As she now sat on the bed in her mother's house the rain sounded like that bus ride rain...she pulled off her socks and smirked...he had purchased them for her before Christmas.  A small and innocuous gesture, the least romantic type of gift but he had always commented whenever she pulled hers off...usually before peeling off her clothes in a ritual movement that sometimes included him.  And his.

But her mother's house was far away, and so was he.  She laid back on the bed, the rain still steady...wondering if he was in the air or on the ground. 

She remembered the last time he was beside her.

She remembered the last time he was inside her.

Both were in a room that was not in her mother's house...rather a neutral place.  Not a home, not an island, but a place where the worlds could intersect.

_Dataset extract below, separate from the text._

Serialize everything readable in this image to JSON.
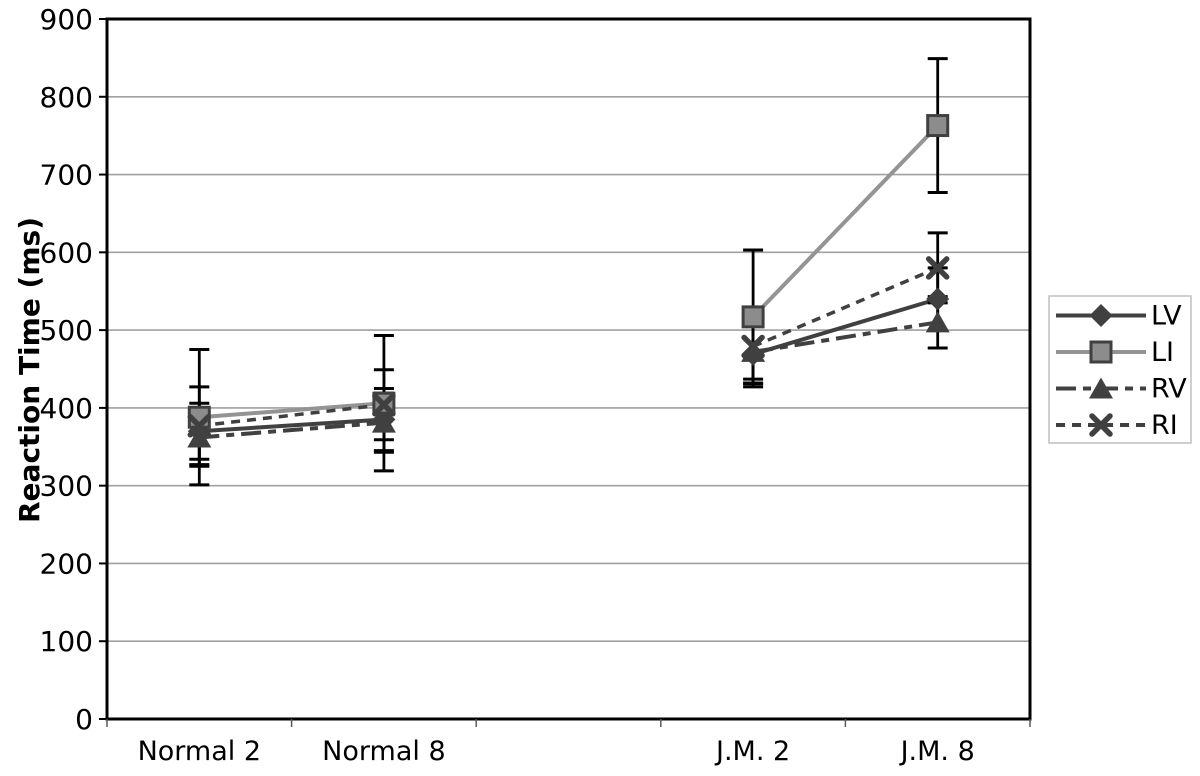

She remembered the breadth of the bed, the cool collection of the sheets and the proximity...the somewhat interesting dichotomy of the sweat of the brows and the cooler air outside.  It had been extraordinarily quiet...almost too quiet.

Except the breathing.  The inhalation and exhalation...the sensation of a body recovering from exertion...a delightful and delicious sensation but it was very quiet otherwise.

She remembered he had flipped open his phone and pushed a few buttons...a beautiful sound of rain emitted...a very long ago noise that she had burrowed into her brain and it burst open in a memory that was so different from her bus-ride rain.

She had asked him what he was playing on the phone, what app, what website, what music source.

When he replied it was the exact same place that she had remembered...and this time she had pulled the covers up and burrowed into him.

She thought about that, laying on the bed in her mother's home, the rain sounds a bus-ride rain again.